Congratulations to Tom Martin of Newark, Delaware who made an amazing Hole in One on Chesapeake Bay Golf Club’s Rising Sun Course’s 12th Hole – a 290 yard par 4 on Tuesday, April 19, 2016. Using his driver, Tom aced the par 4 for a rare double eagle or “Albatross” – a 3 under par score on a hole.
Albatross – Double Eagle – 3 Under Par
“There are several ways to explain the golf scoring terms “double eagle” or “albatross”.
An albatross golf score is a term used for three under par on any single hole. An albatross is an extremely rare sea bird, and it’s the largest of all sea birds. Their wing span can be more than 10 feet long, and they can fly for extremely long periods of time and distances. This is the reasoning behind why it’s used for a three under par golf score on one hole; because it’s so rare, but also because in order to land an albatross golf score on your card, you’re going to have to hit a golf ball that will fly for a time and for a far distance. A golfer can only achieve an albatross in golf on par-4s and par-5s. It’s impossible to make an albatross on a par-3 because that would mean you would have to make a zero to achieve three under par… and that’s not possible.

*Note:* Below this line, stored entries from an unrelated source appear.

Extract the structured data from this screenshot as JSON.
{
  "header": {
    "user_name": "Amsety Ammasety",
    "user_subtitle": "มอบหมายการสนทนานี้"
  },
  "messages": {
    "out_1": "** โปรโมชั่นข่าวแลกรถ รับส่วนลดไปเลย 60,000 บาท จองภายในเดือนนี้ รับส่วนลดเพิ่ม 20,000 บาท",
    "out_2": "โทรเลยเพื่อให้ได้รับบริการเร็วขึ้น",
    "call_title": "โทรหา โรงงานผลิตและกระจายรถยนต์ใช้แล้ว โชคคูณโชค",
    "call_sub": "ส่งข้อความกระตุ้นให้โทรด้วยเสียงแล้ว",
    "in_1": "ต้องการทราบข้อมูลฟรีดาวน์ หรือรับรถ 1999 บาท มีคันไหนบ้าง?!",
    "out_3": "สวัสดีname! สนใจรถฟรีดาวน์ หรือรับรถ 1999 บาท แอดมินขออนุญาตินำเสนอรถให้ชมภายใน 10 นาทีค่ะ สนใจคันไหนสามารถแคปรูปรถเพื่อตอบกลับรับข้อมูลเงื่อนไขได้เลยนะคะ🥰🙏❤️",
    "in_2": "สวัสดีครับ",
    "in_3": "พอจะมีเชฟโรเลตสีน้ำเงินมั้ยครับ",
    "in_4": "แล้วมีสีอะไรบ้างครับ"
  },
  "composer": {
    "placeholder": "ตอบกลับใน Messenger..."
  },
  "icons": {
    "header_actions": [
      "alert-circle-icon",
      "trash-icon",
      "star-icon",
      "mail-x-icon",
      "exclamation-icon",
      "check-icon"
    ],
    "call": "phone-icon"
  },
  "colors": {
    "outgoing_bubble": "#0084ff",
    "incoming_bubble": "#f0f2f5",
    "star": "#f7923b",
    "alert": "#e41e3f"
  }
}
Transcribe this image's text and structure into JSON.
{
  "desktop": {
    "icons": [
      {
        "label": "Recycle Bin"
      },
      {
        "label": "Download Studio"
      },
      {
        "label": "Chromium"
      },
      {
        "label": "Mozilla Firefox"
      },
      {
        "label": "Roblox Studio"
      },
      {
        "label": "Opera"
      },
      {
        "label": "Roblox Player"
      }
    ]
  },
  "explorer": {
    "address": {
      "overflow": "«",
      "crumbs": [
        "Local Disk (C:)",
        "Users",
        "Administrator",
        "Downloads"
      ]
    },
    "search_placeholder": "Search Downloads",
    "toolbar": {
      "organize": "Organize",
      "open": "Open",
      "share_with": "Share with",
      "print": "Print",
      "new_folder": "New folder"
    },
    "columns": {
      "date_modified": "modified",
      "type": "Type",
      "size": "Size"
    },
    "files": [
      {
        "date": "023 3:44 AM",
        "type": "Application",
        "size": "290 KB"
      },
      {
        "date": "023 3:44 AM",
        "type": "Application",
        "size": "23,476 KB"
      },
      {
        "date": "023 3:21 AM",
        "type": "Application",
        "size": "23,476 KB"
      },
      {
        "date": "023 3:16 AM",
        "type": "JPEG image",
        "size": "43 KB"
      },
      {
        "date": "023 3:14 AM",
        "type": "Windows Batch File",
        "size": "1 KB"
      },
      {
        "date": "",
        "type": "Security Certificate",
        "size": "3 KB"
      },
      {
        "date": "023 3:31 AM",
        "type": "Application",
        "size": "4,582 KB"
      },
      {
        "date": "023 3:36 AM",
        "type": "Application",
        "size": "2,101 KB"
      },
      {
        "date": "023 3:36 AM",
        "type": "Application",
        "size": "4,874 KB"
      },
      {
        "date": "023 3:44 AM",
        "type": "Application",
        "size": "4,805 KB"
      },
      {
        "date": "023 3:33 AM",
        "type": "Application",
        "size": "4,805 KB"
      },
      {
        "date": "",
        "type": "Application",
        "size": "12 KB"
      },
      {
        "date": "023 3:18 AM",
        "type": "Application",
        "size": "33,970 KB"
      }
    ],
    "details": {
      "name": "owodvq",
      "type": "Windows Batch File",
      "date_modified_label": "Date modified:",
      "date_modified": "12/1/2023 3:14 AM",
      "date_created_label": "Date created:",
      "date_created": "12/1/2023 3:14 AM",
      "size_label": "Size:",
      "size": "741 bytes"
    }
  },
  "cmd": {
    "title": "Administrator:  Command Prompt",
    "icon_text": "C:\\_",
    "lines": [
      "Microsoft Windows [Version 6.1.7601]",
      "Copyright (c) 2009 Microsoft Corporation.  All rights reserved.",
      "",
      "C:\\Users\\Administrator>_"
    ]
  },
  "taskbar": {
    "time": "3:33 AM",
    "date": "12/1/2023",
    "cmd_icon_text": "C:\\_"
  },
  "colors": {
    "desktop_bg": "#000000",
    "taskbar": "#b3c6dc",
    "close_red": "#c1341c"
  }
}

Any albatross score is made mainly on par-5s by holing out from the fairway on the second shot to make a two. This is because of the simple fact that there are far more chances to reach a par-5 in two than there are drivable par-4s on the golf courses across the world. An albatross golf score is so rare that it’s hardly ever seen on TV or in person, much less even heard about.
The only way to make a golf albatross on a par-4 is to make a hole-in-one, and these scores are only reserved for the longest hitters of the golf ball because that’s the only chance.
The term probably used more so than the actual golf albatross term is “double eagle”. These terms are interchangeable as they both mean the same thing.
The most famous albatross, or “double eagle”, was made by Gene Sarazen in April 1935, and it propelled him into a tie for first place at the Masters Tournament held at the Augusta National Golf Club. Gene won the playoff the next day. The great sportswriter, Henry Grantland Rice, termed it “the shot heard ’round the world”. One day after making his albatross on the par-5 15th hole at Augusta, Gene referred to his shot as a “dodo”… once again another bird name to describe a score in golf. Ab Smith said that he and his fellow golfers also used the phrase “double eagle” for a three-under-par score.”